In the story of Arachne and Athena, Athena is the norm, the establishment, a code for propriety and order. Her textile depicts the Parthenon whilst Arachne’s subversive weaving depicts the misdeeds and weaknesses of the gods. This film is stitched with black thread by hand and by machine. Images of events in an anonymous young American woman’s life are juxtaposed with shots of sewing directly into the filmstrip. This disruptive and excessive sewing contrasts with conventional needlework that values tiny, neat stitching. The rebellious thread runs with abandon across the ordered feminine actions: Arachne’s misrule in Athena’s order.

    
Triptych B by Zoë Fothergill (Scotland/UK, 2013, 9:37)
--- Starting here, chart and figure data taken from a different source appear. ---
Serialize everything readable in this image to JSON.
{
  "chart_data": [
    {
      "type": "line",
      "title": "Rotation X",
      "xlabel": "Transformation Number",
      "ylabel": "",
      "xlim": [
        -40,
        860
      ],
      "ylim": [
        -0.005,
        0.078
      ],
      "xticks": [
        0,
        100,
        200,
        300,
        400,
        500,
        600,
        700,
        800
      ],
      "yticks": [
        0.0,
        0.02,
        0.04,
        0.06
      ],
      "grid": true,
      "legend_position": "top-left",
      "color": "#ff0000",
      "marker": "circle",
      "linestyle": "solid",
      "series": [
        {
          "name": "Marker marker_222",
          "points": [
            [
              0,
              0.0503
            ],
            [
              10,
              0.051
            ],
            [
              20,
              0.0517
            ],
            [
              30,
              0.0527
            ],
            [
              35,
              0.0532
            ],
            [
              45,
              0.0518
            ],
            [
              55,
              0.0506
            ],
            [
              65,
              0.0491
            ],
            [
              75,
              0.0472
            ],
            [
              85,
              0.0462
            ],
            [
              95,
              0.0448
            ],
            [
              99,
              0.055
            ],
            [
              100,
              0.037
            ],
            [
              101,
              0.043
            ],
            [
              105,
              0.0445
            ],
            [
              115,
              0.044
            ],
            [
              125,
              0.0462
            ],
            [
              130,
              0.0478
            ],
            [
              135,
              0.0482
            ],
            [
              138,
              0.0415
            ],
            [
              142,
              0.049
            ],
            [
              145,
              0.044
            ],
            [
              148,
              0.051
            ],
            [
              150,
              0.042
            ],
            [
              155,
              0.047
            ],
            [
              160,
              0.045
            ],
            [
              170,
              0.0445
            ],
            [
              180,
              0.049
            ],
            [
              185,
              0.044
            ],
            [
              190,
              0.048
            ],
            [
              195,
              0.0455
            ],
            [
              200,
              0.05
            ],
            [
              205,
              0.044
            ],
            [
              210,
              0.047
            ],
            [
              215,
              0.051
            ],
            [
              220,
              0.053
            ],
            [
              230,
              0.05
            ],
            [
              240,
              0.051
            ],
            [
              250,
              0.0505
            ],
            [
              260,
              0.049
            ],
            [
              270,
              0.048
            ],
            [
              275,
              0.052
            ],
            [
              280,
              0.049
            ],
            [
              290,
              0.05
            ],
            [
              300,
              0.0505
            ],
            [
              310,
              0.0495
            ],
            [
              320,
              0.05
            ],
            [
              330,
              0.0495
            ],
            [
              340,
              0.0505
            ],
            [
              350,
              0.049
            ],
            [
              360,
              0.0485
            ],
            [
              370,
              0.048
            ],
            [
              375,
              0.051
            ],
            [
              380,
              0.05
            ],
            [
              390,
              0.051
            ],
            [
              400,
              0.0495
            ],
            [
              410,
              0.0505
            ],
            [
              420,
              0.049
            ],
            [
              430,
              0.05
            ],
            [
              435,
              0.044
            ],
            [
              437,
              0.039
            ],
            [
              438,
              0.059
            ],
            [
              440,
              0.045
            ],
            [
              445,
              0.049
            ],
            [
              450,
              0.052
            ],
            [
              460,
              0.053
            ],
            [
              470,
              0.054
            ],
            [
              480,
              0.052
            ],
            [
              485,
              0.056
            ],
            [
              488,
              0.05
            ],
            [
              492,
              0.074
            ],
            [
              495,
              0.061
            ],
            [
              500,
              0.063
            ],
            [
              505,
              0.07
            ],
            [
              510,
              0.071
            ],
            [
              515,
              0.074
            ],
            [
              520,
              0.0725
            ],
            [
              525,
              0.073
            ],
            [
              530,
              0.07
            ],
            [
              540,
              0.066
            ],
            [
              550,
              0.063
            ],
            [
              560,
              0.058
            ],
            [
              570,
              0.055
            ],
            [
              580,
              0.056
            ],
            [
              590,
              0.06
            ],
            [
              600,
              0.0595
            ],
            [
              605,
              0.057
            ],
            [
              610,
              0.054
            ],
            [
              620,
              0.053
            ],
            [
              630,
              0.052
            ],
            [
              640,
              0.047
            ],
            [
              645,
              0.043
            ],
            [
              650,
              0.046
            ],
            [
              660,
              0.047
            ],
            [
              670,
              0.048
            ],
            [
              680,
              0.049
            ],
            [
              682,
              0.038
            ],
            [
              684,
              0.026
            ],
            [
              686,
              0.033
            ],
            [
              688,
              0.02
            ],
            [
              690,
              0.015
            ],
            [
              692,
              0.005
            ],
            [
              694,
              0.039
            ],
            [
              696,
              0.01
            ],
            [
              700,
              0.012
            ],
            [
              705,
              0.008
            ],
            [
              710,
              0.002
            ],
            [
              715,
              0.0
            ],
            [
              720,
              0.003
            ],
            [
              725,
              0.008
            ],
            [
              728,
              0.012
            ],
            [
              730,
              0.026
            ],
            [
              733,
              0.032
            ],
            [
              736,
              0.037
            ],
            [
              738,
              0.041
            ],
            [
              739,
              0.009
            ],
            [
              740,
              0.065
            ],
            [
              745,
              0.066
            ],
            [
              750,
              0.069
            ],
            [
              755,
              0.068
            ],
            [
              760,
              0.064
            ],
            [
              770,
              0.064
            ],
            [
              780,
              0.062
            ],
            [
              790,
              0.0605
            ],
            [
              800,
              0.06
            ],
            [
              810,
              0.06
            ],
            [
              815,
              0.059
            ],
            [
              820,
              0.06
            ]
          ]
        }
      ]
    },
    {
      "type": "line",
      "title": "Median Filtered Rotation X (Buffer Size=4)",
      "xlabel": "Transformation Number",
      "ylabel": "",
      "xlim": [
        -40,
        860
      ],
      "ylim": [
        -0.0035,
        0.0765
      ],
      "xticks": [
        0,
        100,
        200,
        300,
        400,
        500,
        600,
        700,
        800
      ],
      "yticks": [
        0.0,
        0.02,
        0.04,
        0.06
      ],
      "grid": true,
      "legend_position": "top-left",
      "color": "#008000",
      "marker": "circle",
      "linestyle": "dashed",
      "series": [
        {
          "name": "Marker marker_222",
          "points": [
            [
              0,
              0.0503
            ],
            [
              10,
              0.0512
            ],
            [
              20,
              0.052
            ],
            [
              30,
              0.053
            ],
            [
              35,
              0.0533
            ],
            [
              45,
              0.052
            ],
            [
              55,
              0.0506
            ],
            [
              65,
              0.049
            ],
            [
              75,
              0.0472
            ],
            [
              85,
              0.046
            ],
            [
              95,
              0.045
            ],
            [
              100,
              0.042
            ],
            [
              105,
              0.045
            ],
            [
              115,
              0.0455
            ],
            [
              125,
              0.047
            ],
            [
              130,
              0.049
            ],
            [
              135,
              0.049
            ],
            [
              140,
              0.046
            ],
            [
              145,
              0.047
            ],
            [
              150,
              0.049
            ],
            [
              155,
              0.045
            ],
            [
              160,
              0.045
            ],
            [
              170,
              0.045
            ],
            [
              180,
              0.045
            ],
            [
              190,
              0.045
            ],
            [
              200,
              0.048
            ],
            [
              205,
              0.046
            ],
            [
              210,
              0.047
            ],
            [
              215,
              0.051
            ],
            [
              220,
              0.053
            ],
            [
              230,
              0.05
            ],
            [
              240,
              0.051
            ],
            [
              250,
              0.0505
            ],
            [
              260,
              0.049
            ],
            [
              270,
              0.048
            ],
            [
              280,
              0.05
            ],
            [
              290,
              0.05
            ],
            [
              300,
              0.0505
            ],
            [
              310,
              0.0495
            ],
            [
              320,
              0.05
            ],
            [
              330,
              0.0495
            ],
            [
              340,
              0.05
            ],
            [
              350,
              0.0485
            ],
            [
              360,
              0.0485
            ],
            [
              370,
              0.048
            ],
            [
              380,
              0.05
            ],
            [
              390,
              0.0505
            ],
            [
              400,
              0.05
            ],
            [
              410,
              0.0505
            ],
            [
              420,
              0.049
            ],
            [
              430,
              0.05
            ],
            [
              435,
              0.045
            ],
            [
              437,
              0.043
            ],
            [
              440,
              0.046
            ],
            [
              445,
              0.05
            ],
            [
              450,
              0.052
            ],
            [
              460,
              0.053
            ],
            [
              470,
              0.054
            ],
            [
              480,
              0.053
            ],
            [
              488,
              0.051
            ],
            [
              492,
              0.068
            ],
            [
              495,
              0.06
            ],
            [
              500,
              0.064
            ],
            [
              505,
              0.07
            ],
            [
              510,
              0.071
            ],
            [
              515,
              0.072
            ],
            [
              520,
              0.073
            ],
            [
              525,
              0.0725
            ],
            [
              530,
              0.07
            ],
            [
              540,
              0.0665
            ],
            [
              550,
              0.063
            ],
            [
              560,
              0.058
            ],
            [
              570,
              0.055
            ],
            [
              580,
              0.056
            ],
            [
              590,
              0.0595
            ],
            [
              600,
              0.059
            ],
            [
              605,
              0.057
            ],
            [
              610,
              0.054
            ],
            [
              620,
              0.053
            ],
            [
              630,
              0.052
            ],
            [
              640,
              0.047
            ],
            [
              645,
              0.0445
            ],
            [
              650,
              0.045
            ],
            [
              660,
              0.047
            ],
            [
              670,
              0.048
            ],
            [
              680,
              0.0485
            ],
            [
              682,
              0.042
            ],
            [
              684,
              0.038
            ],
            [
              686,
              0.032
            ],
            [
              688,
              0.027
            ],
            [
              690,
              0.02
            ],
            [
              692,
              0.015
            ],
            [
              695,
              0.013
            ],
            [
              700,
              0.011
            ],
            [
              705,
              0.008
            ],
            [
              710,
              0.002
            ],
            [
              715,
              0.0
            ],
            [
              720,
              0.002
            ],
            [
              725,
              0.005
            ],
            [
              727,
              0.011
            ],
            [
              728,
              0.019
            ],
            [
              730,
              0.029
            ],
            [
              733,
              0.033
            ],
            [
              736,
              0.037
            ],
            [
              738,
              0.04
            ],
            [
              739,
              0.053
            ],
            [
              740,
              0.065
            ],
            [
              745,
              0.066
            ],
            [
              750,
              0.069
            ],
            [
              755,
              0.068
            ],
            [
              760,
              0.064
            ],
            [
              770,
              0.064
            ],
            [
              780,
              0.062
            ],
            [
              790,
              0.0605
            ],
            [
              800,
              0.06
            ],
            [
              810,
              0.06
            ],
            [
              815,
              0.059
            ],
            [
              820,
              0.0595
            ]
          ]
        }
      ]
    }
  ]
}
Triptych B remixes a ten second clip of someone stroking a bee into three short interconnected films of found footage. It brings tactile experience, and how it is learned, taught and shared, to the fore, exploring how the screen can have a physicality that moves away from the delineation of objects, subjects and observers towards the luxury of experiencing surface, texture and touch. Triptych B’s three sections Be Touching, Should Be, and Be a Bee are part celebration of the ‘how to’ video, part synesthetic experiment and in part a commentary on social sensitivity.

    
Death Drive by Liz Rodda (US, 2013, 7:37)

In his essay, “Beyond the Pleasure Principle,” Freud describes the death drive as a force that makes us behave in ways that counter Darwinian self-preservation. Death Drive consists of two YouTube videos shown side-by-side. On the left is a car driving smoothly through the Grand Canyon. On the right, a driverless car is stuck in reverse and circles continuously. The accompanying audio, sampled from a warped LP, suggests both decay and ceaseless repetition.

    
Cliffs Quarries Bridges and Dams by Josh Hite (Canada, digital video, 2012, 4:00)

Cliffs Quarries Bridges and Dams presents a series of moments in which bodies have just plunged into water from a height, leaving only their splashes as a visible trace. Video fragments of jumpers from the titular structures are sequenced by the audible reactions of onlookers behind the camera.

    
Fly by Scott Stark (US, 2012, 3:00)

A found 16mm film featuring an able practitioner of what is often called “the purest sport.”